Seorang mahasiswa teologia sedang menjalani praktek pelayanan di sebuah gereja yang tergolong besar di ibukota. Suatu ketika, pagi-pagi
sekali, ia telah tiba di ruang kerjanya dan mulai membenahi segala sesuatunya.
Kemarin dia baru saja diserahi tugas untuk menangani masalah konseling.
Ketika sedang berbenah-benah di ruangannya, tiba-tiba ia mendengar suara sekelompok orang dari arah pintu. Untuk membuat dirinya tampak penting di hadapan orang-orang yang barangkali akan menemuinya, maka mahasiswa itu langsung menyambar gagang telepon dan pura-pura berbicara.

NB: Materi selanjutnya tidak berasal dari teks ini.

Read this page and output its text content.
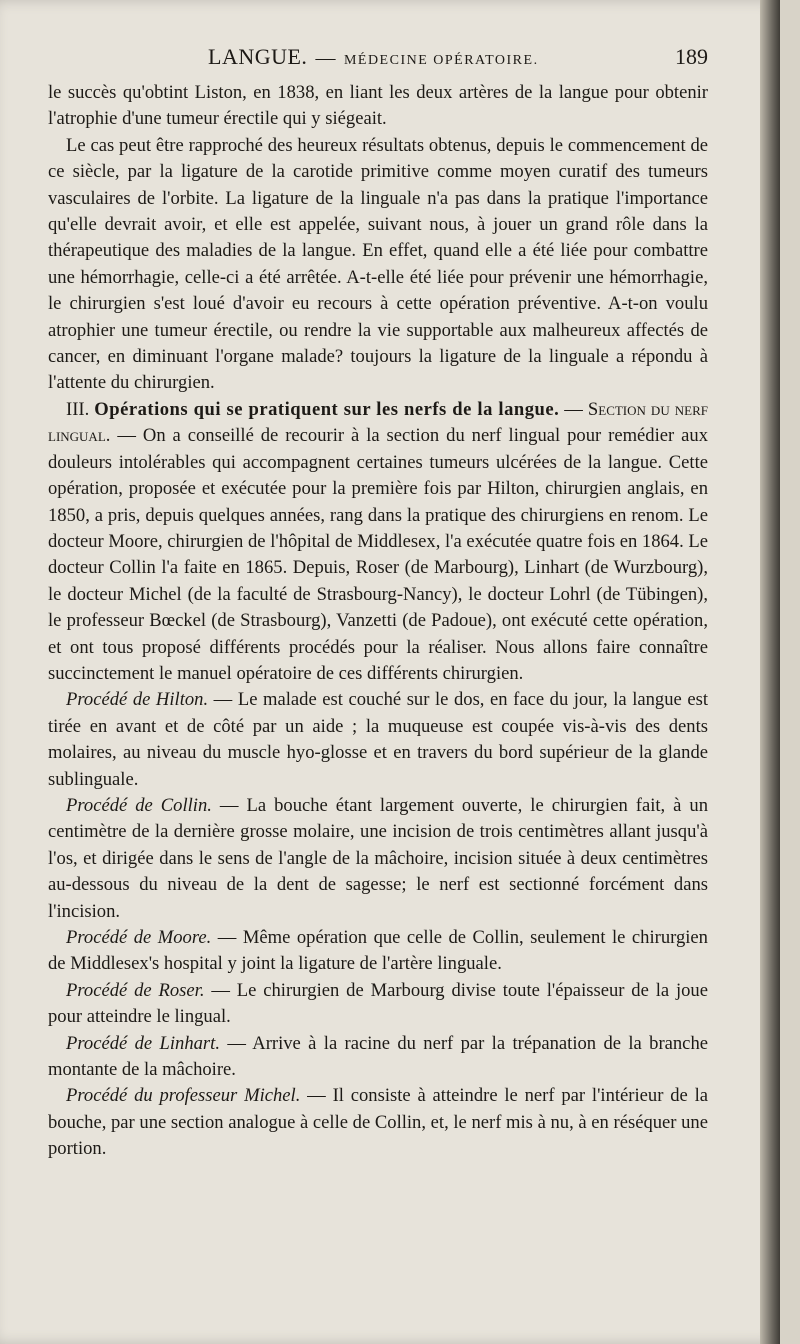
LANGUE. — MÉDECINE OPÉRATOIRE.	189

le succès qu'obtint Liston, en 1838, en liant les deux artères de la langue pour obtenir l'atrophie d'une tumeur érectile qui y siégeait.

Le cas peut être rapproché des heureux résultats obtenus, depuis le commencement de ce siècle, par la ligature de la carotide primitive comme moyen curatif des tumeurs vasculaires de l'orbite. La ligature de la linguale n'a pas dans la pratique l'importance qu'elle devrait avoir, et elle est appelée, suivant nous, à jouer un grand rôle dans la thérapeutique des maladies de la langue. En effet, quand elle a été liée pour combattre une hémorrhagie, celle-ci a été arrêtée. A-t-elle été liée pour prévenir une hémorrhagie, le chirurgien s'est loué d'avoir eu recours à cette opération préventive. A-t-on voulu atrophier une tumeur érectile, ou rendre la vie supportable aux malheureux affectés de cancer, en diminuant l'organe malade? toujours la ligature de la linguale a répondu à l'attente du chirurgien.

III. Opérations qui se pratiquent sur les nerfs de la langue. — Section du nerf lingual. — On a conseillé de recourir à la section du nerf lingual pour remédier aux douleurs intolérables qui accompagnent certaines tumeurs ulcérées de la langue. Cette opération, proposée et exécutée pour la première fois par Hilton, chirurgien anglais, en 1850, a pris, depuis quelques années, rang dans la pratique des chirurgiens en renom. Le docteur Moore, chirurgien de l'hôpital de Middlesex, l'a exécutée quatre fois en 1864. Le docteur Collin l'a faite en 1865. Depuis, Roser (de Marbourg), Linhart (de Wurzbourg), le docteur Michel (de la faculté de Strasbourg-Nancy), le docteur Lohrl (de Tübingen), le professeur Bœckel (de Strasbourg), Vanzetti (de Padoue), ont exécuté cette opération, et ont tous proposé différents procédés pour la réaliser. Nous allons faire connaître succinctement le manuel opératoire de ces différents chirurgien.

Procédé de Hilton. — Le malade est couché sur le dos, en face du jour, la langue est tirée en avant et de côté par un aide ; la muqueuse est coupée vis-à-vis des dents molaires, au niveau du muscle hyo-glosse et en travers du bord supérieur de la glande sublinguale.

Procédé de Collin. — La bouche étant largement ouverte, le chirurgien fait, à un centimètre de la dernière grosse molaire, une incision de trois centimètres allant jusqu'à l'os, et dirigée dans le sens de l'angle de la mâchoire, incision située à deux centimètres au-dessous du niveau de la dent de sagesse; le nerf est sectionné forcément dans l'incision.

Procédé de Moore. — Même opération que celle de Collin, seulement le chirurgien de Middlesex's hospital y joint la ligature de l'artère linguale.

Procédé de Roser. — Le chirurgien de Marbourg divise toute l'épaisseur de la joue pour atteindre le lingual.

Procédé de Linhart. — Arrive à la racine du nerf par la trépanation de la branche montante de la mâchoire.

Procédé du professeur Michel. — Il consiste à atteindre le nerf par l'intérieur de la bouche, par une section analogue à celle de Collin, et, le nerf mis à nu, à en réséquer une portion.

"Oh, anda tidak perlu mengucapkan terima kasih pada saya. Berterima kasihlah pada Tuhan, karena campur tangan Tuhanlah penyakit kanker Ibu
lenyap," kata mahasiswa memulai aksinya, "Apa?...suami ibu juga sakit?...sakit apa, Bu? ... tumor otak? ... Pada dasarnya Ibu tidak perlu takut. Kalau ada waktu, segera bawa suami Ibu kemari, saya akan bantu mendoakannya. Tumor itu kecil, Bu. Buktinya, bukankah telah Ibu
rasakan? Sekali saya mendoakan Ibu, penyakit kanker yang Ibu derita lenyap," tambah mahasiswa itu dengan gaya yakin.
Mahasiswa itu lalu meletakkan gagang telepon dan dengan bangga menatap sekelompok orang yang berdiri terheran-heran di depan pintunya.
"Well, apa yang bisa saya bantu untuk Saudara-saudara?" tanya mahasiswa itu.
"Kami disuruh Bapak Pendeta untuk memperbaiki telepon di ruang kerja anda, karena dari kemarin belum juga berfungsi."